Why we use defer: A defer statement pushes a function call onto a list. The list of saved calls is executed after the surrounding function returns. Defer is commonly used to simplify functions that perform various clean-up actions. More info can be found here.

Read the file line by line

Now that we have the opening and closing of the file done, we can look at reading the file line by line.

Add the following code below defer file.Close():

scanner := bufio.NewScanner(file)

for scanner.Scan() {
	fmt.Println(scanner.Text())
}

if scanner.Err() == bufio.ErrTooLong {
	log.Fatal(scanner.Err())
}

On the first line we create a new scanner and we assign it to the scanner variable. Scanner fits our purpose of reading a file line by line quite well. If we take a look at the docs, it says the following:

Scanner provides a convenient interface for reading data such as a file of newline-delimited lines of text

Once we have created a new Scanner, we can use the Scan method to get the next Token. Scan will return false when it reaches the end of the file or it will error.

When using Scan we need to use either the Byte or Text method to use the token. In our case we can just use Text() and then print that out.

Lastly we add a check to make sure to check if the scanner ran into an error. The scanner will stop as soon as there is an error, so we handle that after the loop. If there is an error, we will log the error and exit the program.

If we run this now, we should get the following output:

Hello
World
of
Go!

The same as the input file! Great news.

Optional: Large line file

By default, the scanner is limited to to a max token size of 64*1024. To double check this, we can take a look at that implementation of NewScanner:

const (
	// MaxScanTokenSize is the maximum size used to buffer a token
	// unless the user provides an explicit buffer with Scanner.Buffer.
	// The actual maximum token size may be smaller as the buffer
	// may need to include, for instance, a newline.
	MaxScanTokenSize = 64 * 1024

	startBufSize = 4096 // Size of initial allocation for buffer.
)

// NewScanner returns a new Scanner to read from r.
// The split function defaults to ScanLines.
func NewScanner(r io.Reader) *Scanner {
	return &Scanner{
		r:            r,
		split:        ScanLines,
		maxTokenSize: MaxScanTokenSize,
	}
}

We can see that there is a MaxScanTokenSize, and if we look at where it is declared, we will see its size.

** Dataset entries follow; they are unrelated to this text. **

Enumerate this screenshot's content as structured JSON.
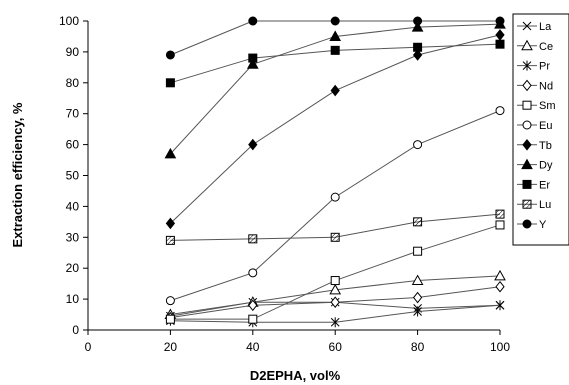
{
  "chart_data": {
    "type": "line",
    "xlabel": "D2EPHA, vol%",
    "ylabel": "Extraction efficiency, %",
    "xlim": [
      0,
      100
    ],
    "ylim": [
      0,
      100
    ],
    "x_ticks": [
      0,
      20,
      40,
      60,
      80,
      100
    ],
    "y_ticks": [
      0,
      10,
      20,
      30,
      40,
      50,
      60,
      70,
      80,
      90,
      100
    ],
    "grid": false,
    "legend_position": "right",
    "x": [
      20,
      40,
      60,
      80,
      100
    ],
    "series": [
      {
        "name": "La",
        "marker": "x",
        "values": [
          4.5,
          9,
          9,
          7,
          8
        ]
      },
      {
        "name": "Ce",
        "marker": "triangle-open",
        "values": [
          5,
          9,
          13,
          16,
          17.5
        ]
      },
      {
        "name": "Pr",
        "marker": "star",
        "values": [
          3,
          2.5,
          2.5,
          6,
          8
        ]
      },
      {
        "name": "Nd",
        "marker": "diamond-open",
        "values": [
          4,
          8,
          9,
          10.5,
          14
        ]
      },
      {
        "name": "Sm",
        "marker": "square-open",
        "values": [
          3.5,
          3.5,
          16,
          25.5,
          34
        ]
      },
      {
        "name": "Eu",
        "marker": "circle-open",
        "values": [
          9.5,
          18.5,
          43,
          60,
          71
        ]
      },
      {
        "name": "Tb",
        "marker": "diamond-filled",
        "values": [
          34.5,
          60,
          77.5,
          89,
          95.5
        ]
      },
      {
        "name": "Dy",
        "marker": "triangle-filled",
        "values": [
          57,
          86,
          95,
          98,
          99
        ]
      },
      {
        "name": "Er",
        "marker": "square-filled",
        "values": [
          80,
          88,
          90.5,
          91.5,
          92.5
        ]
      },
      {
        "name": "Lu",
        "marker": "square-hatched",
        "values": [
          29,
          29.5,
          30,
          35,
          37.5
        ]
      },
      {
        "name": "Y",
        "marker": "circle-filled",
        "values": [
          89,
          100,
          100,
          100,
          100
        ]
      }
    ],
    "colors": {
      "line": "#555555",
      "marker": "#000000",
      "background": "#ffffff"
    }
  }
}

I have another file called fileToReadLargeLine.txt. This contains two lines, the first being bigger than the MaxScanTokenSize and the second being very small, but the code will never get to it in its current state.

If we update the os.Open file line to this:

file, err := os.Open("fileToReadLargeLine.txt")

And then run the code, we should something similar to this:

bufio.Scanner: token too long

So how do we fix this? We can fix this by simply setting the buffer size on the scanner.

Just below the line where we call NewScanner(), add the following:

bufferSize := 1024 * 1024
scannerBuffer := make([]byte, bufferSize)
scanner.Buffer(scannerBuffer, bufferSize)

Basically what this code is doing is creating a buffer of 1 megabyte, which means that if we run the code again, we won't get the error anymore, and instead, it will print out that massive line as well as the small line that follows it.

Conclusion

Go makes it incredibly easy to read a file line by line, and while there is a small caveat with regards to line size, it is very easy to overcome that limitation by increasing the buffer size.

You can find the source code here.